Star helped redefine broadcasting in Asia after News Corp. acquired the Hong Kong-based satellite broadcaster for $900 million in the 1990s. While many other multinationals focused on region-wide programming, Mr. Murdoch’s son James, who took Star’s reins in 2000, invested in creating local content and raising production standards in India and greater China, going head-to-head with domestic broadcasters.

Star came to dominate India’s TV industry with hits such as a Hindi-language remake of “Who Wants to Be a Millionaire.” In 2003, after years of wooing the Chinese government, the company won the rights to broadcast its Chinese-language channel to hotels and parts of southern China.

But recently, Star’s shine has faded. In China in 2005, the company attempted to take over the programming of a local Chinese broadcaster with national reach. Regulators halted the move in an ideological crackdown. Last year, News Corp. sold half its 38% share in Phoenix Satellite Television — a Chinese-language news broadcaster launched as a joint venture with News Corp. a decade ago — to cellphone company China Mobile, amid what Mr. Murdoch described as general frustration with the market.

Mr. Aiello, an American who has lived in Asia for 15 years, came to Star as president in 2006 from Morgan Stanley, where he headed the Asian-Pacific telecom, media and technology group. He has a doctorate in Chinese economic history from the University of Cambridge and speaks “enough Chinese to get in trouble,” he says.

His plans address very different management challenges in China and India.

In India, the smaller market but by far the larger source of Star’s revenue, Mr. Aiello is hiring — and figuring out how to hold on to — a host of new talent, as well as investing in new programs and local-language channels to deepen its reach into a country with dozens of languages.

Star must compete with a growing number of local TV channels as well as other international cable channels. Through next year, Indian broadcasters are expected to launch about 100 new channels, some run by former executives of Star India.

Mr. Aiello plans new programming for Star’s Indian general-entertainment channels, including dramas designed to appeal to younger viewers and updates of long-running soap operas. While most of Star’s programming is in Hindi, much of the ad spending on cable TV goes to channels in other languages. So in the next 18 months, Star plans to launch five or six new channels in local languages, he said.

In China, the company is waiting for the government to open its doors to foreign TV content, Mr. Aiello said. No multinational TV company has been able to establish a significant presence in China, and many don’t even have the limited rights Star won in 2002. While China wants to turn media into a profitable and globally influential industry, Beijing doesn’t want to give up the Communist Party’s tight grip on the messages contained in the media. Chinese television regulators didn’t respond to a request for comment.
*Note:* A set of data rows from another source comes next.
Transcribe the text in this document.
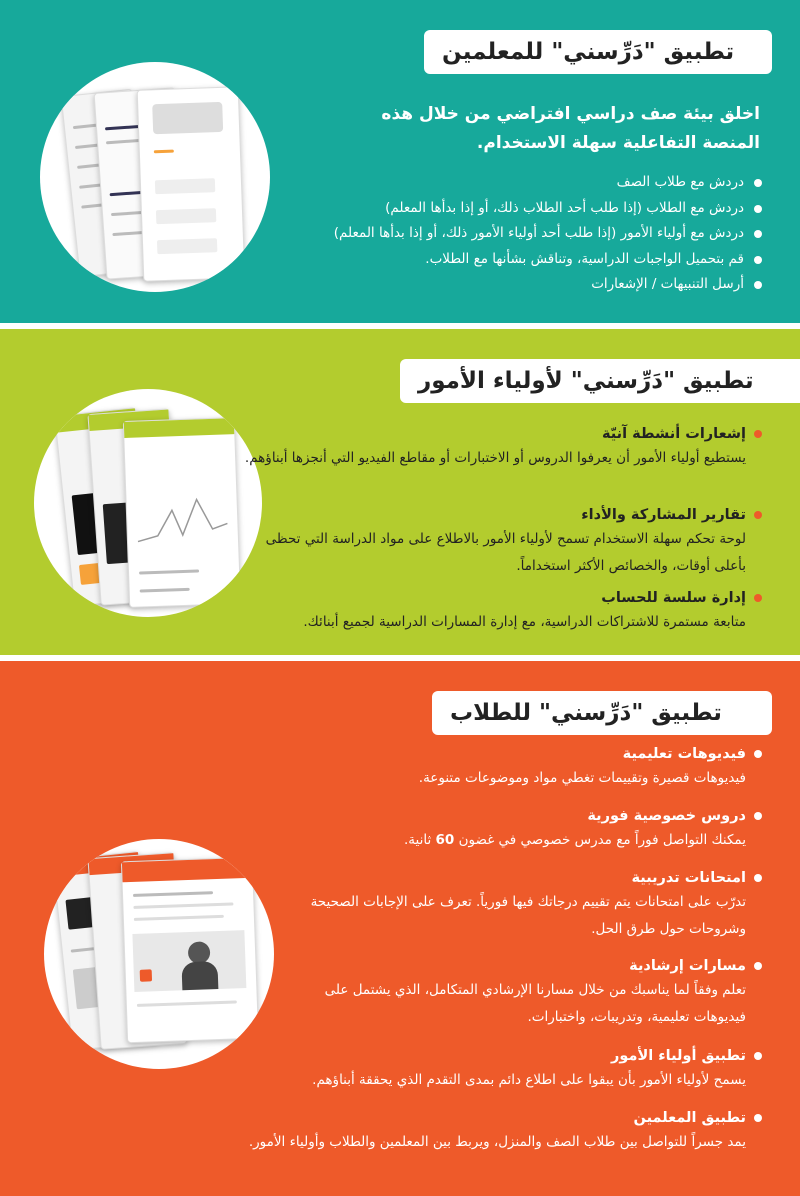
تطبيق "دَرِّسني" للمعلمين
اخلق بيئة صف دراسي افتراضي من خلال هذه المنصة التفاعلية سهلة الاستخدام.
دردش مع طلاب الصف
دردش مع الطلاب (إذا طلب أحد الطلاب ذلك، أو إذا بدأها المعلم)
دردش مع أولياء الأمور (إذا طلب أحد أولياء الأمور ذلك، أو إذا بدأها المعلم)
قم بتحميل الواجبات الدراسية، وتناقش بشأنها مع الطلاب.
أرسل التنبيهات / الإشعارات
تطبيق "دَرِّسني" لأولياء الأمور
إشعارات أنشطة آنيّة
يستطيع أولياء الأمور أن يعرفوا الدروس أو الاختبارات أو مقاطع الفيديو التي أنجزها أبناؤهم.
تقارير المشاركة والأداء
لوحة تحكم سهلة الاستخدام تسمح لأولياء الأمور بالاطلاع على مواد الدراسة التي تحظى بأعلى أوقات، والخصائص الأكثر استخداماً.
إدارة سلسة للحساب
متابعة مستمرة للاشتراكات الدراسية، مع إدارة المسارات الدراسية لجميع أبنائك.
تطبيق "دَرِّسني" للطلاب
فيديوهات تعليمية
فيديوهات قصيرة وتقييمات تغطي مواد وموضوعات متنوعة.
دروس خصوصية فورية
يمكنك التواصل فوراً مع مدرس خصوصي في غضون 60 ثانية.
امتحانات تدريبية
تدرّب على امتحانات يتم تقييم درجاتك فيها فورياً. تعرف على الإجابات الصحيحة وشروحات حول طرق الحل.
مسارات إرشادية
تعلم وفقاً لما يناسبك من خلال مسارنا الإرشادي المتكامل، الذي يشتمل على فيديوهات تعليمية، وتدريبات، واختبارات.
تطبيق أولياء الأمور
يسمح لأولياء الأمور بأن يبقوا على اطلاع دائم بمدى التقدم الذي يحققة أبناؤهم.
تطبيق المعلمين
يمد جسراً للتواصل بين طلاب الصف والمنزل، ويربط بين المعلمين والطلاب وأولياء الأمور.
“Channels are probably the most regulated part of the media business in China for the foreseeable future,” Mr. Aiello said. He plans to push further original production for Star’s existing Chinese channel Xing Kong, but doesn’t yet have new programs to announce, saying: “We have great hopes, but we plan according to certain realities.”
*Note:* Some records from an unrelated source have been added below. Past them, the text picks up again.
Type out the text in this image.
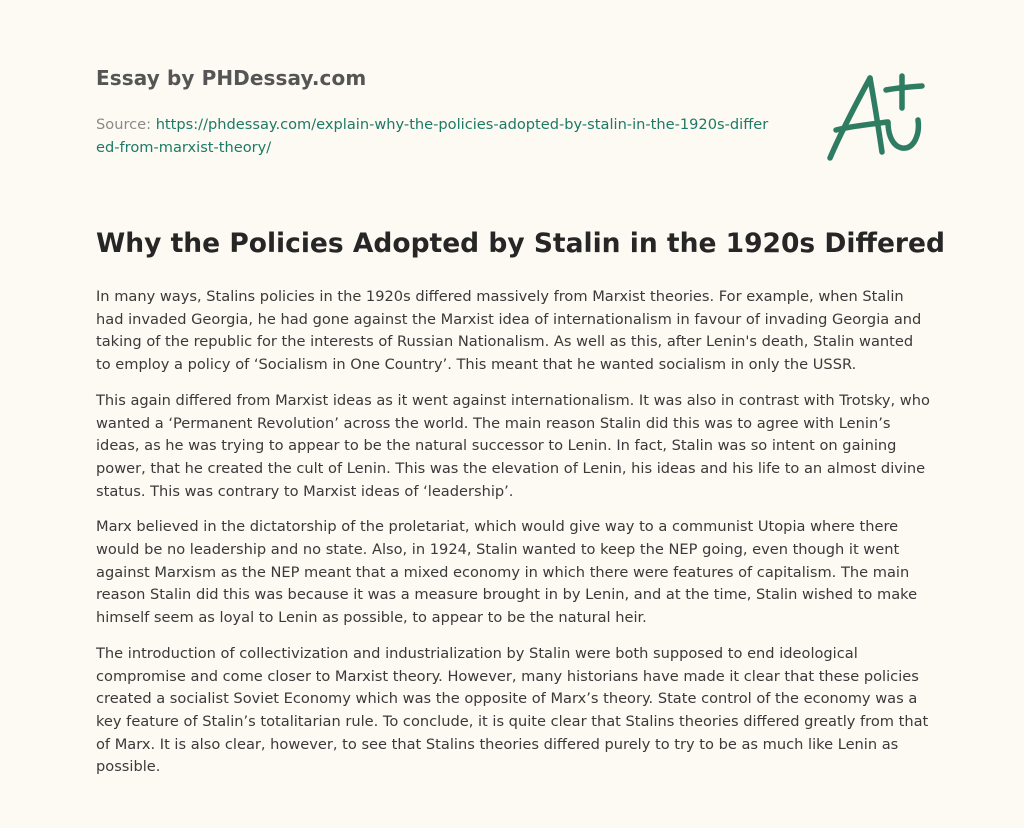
Essay by PHDessay.com
Source: https://phdessay.com/explain-why-the-policies-adopted-by-stalin-in-the-1920s-differed-from-marxist-theory/
Why the Policies Adopted by Stalin in the 1920s Differed

In many ways, Stalins policies in the 1920s differed massively from Marxist theories. For example, when Stalin had invaded Georgia, he had gone against the Marxist idea of internationalism in favour of invading Georgia and taking of the republic for the interests of Russian Nationalism. As well as this, after Lenin's death, Stalin wanted to employ a policy of ‘Socialism in One Country’. This meant that he wanted socialism in only the USSR.

This again differed from Marxist ideas as it went against internationalism. It was also in contrast with Trotsky, who wanted a ‘Permanent Revolution’ across the world. The main reason Stalin did this was to agree with Lenin’s ideas, as he was trying to appear to be the natural successor to Lenin. In fact, Stalin was so intent on gaining power, that he created the cult of Lenin. This was the elevation of Lenin, his ideas and his life to an almost divine status. This was contrary to Marxist ideas of ‘leadership’.

Marx believed in the dictatorship of the proletariat, which would give way to a communist Utopia where there would be no leadership and no state. Also, in 1924, Stalin wanted to keep the NEP going, even though it went against Marxism as the NEP meant that a mixed economy in which there were features of capitalism. The main reason Stalin did this was because it was a measure brought in by Lenin, and at the time, Stalin wished to make himself seem as loyal to Lenin as possible, to appear to be the natural heir.

The introduction of collectivization and industrialization by Stalin were both supposed to end ideological compromise and come closer to Marxist theory. However, many historians have made it clear that these policies created a socialist Soviet Economy which was the opposite of Marx’s theory. State control of the economy was a key feature of Stalin’s totalitarian rule. To conclude, it is quite clear that Stalins theories differed greatly from that of Marx. It is also clear, however, to see that Stalins theories differed purely to try to be as much like Lenin as possible.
Meanwhile, News Corp. is looking beyond TV to new media, and Mr. Aiello said he wants Star to focus on producing content more broadly. The company is still discussing ways to develop content partnerships with China Mobile, he said.

In April, News Corp. launched a big online push without Star, investing in social-networking joint venture MySpace China. It has several local partners but faces a crowded market and a relatively immature online-advertising market. Wendi Murdoch, Rupert Murdoch’s Chinese-born wife, is on the joint venture’s board. Mrs. Murdoch’s office declined a request for an interview.

News Corp. has agreed to acquire Dow Jones & Co., publisher of The Wall Street Journal.